First, the new iPhone won't be a 4G device. Instead, it'll include a classic CMDA chipset, which means no using voice and data at the same time.

On the plus side, Verizon will allow a fairly extreme form of tethering in the new iPhone. Verizon said it would allow as many as five Wi-Fi devices to access the phone's data connection. Unfortunately, neither company would confirm data pricing.

Strip away the platitudes and other hullabaloo, and what you really have is the same iPhone Apple is selling to everyone else, optimized for Verizon's network. Judging by the reaction to the news on my Twitter feed, that'll likely be enough.

Before you hand over that cash ...
Yet detractors remain. Foolish colleague David Williamson says no amount of dropped calls will ever get him be a Verizon customer again. Those who switch may be in for a shock, he argues:

Imagine the worst customer experience you've ever had. Then, imagine the customer service rep punching you in the face during your visit to the store. In my experience, that's what a good interaction with Verizon amounts to -- you don't want to experience a bad one.

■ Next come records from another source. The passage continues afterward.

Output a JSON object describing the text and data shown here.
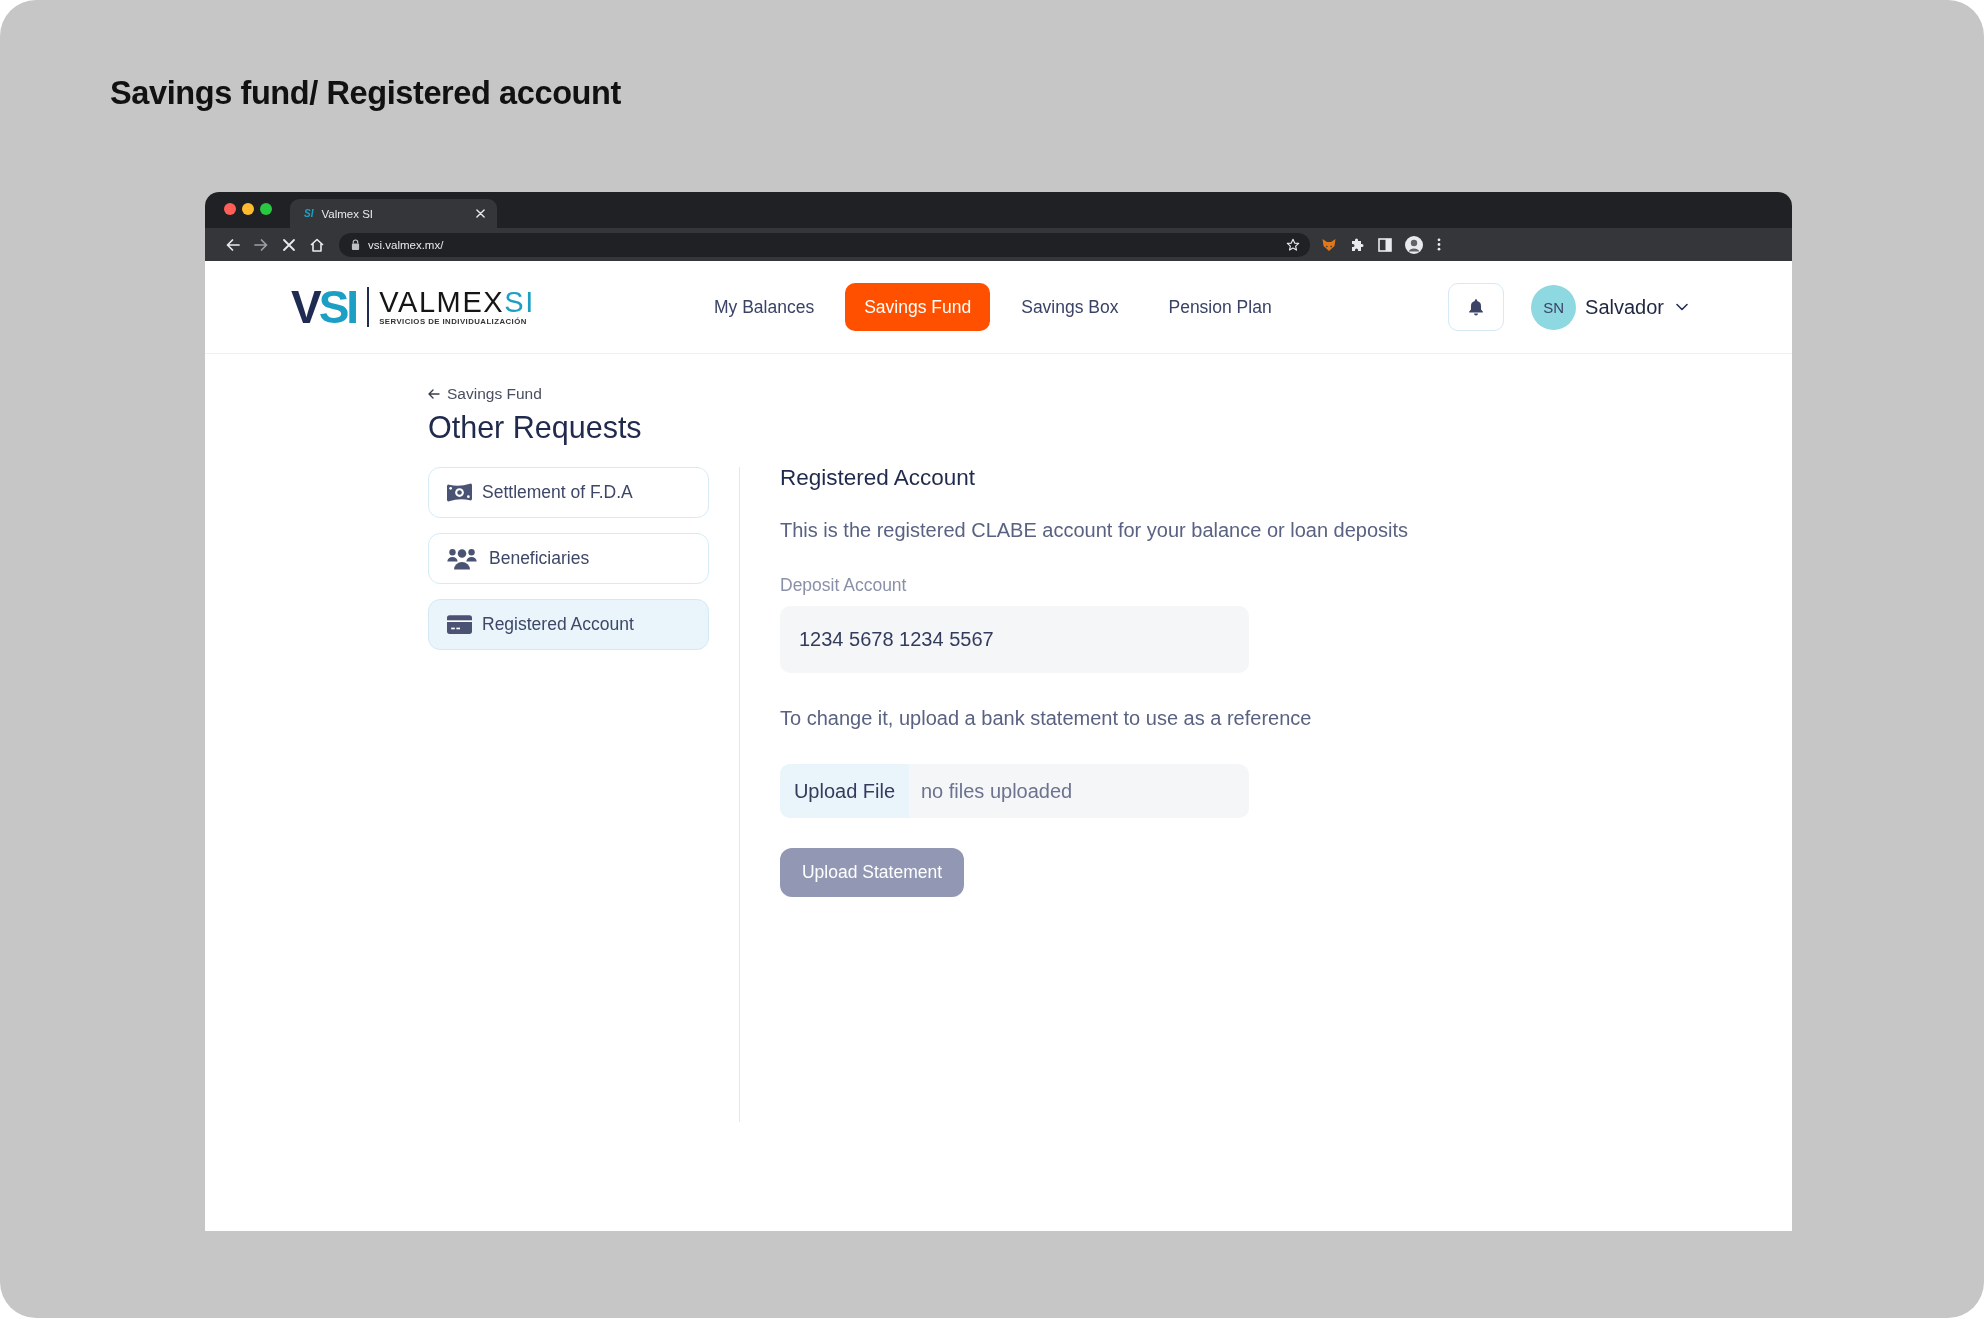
{
  "page_title": "Savings fund/ Registered account",
  "browser": {
    "tab": {
      "favicon": "SI",
      "title": "Valmex SI"
    },
    "url": "vsi.valmex.mx/"
  },
  "header": {
    "logo": {
      "mark": "V",
      "mark_accent": "SI",
      "wordmark": "VALMEX",
      "wordmark_accent": "SI",
      "tagline": "SERVICIOS DE INDIVIDUALIZACIÓN"
    },
    "nav": [
      {
        "label": "My Balances",
        "selected": false
      },
      {
        "label": "Savings Fund",
        "selected": true
      },
      {
        "label": "Savings Box",
        "selected": false
      },
      {
        "label": "Pension Plan",
        "selected": false
      }
    ],
    "user": {
      "initials": "SN",
      "name": "Salvador"
    }
  },
  "back_link": "Savings Fund",
  "heading": "Other Requests",
  "sidebar": {
    "items": [
      {
        "label": "Settlement of F.D.A",
        "selected": false
      },
      {
        "label": "Beneficiaries",
        "selected": false
      },
      {
        "label": "Registered Account",
        "selected": true
      }
    ]
  },
  "panel": {
    "title": "Registered Account",
    "description": "This is the registered CLABE account for your balance or loan deposits",
    "deposit_label": "Deposit Account",
    "deposit_value": "1234 5678 1234 5567",
    "change_note": "To change it, upload a bank statement to use as a reference",
    "upload_button": "Upload File",
    "file_status": "no files uploaded",
    "submit": {
      "label": "Upload Statement",
      "disabled": true
    }
  }
}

He's not the only one who's been on the business end of bad business at Verizon. Despite leading AT&T, Sprint Nextel (NYSE: S), and T-Mobile in a May 2010 customer satisfaction survey conducted by ChangeWave Research, only 49% of Verizon customers said they were "very satisfied."

Less formal research paints a bleaker picture. The Customer Service Scoreboard, an online complaint aggregator, found that 82% of comments about Verizon's wireless service were negative. The site rates Verizon's satisfaction score as "disappointing."

Hello? Profits on hold
In the end, I expect Apple will see some benefits from having a second carrier here in the U.S. But with millions of iPhones being sold every quarter, I wonder whether Apple's real upside from this deal is already overtstated.

On the other hand, Verizon needs the new iPhone, badly. At last week's Consumer Electronics Show, I saw working 4G AT&T phones built by Motorola Mobility (NYSE: MMI) using NVIDIA's (Nasdaq: NVDA) Tegra chips for high-definition video playback. The implication? AT&T's seen this day coming for a while, and it's well under way with an Android counterassault.

Who wins that war? At this point, we simply can't know. But at the very least, the wireless arms race should give consumers a broader, better, and better priced range of smartphone choices. Watch this space, investors. It's getting interesting.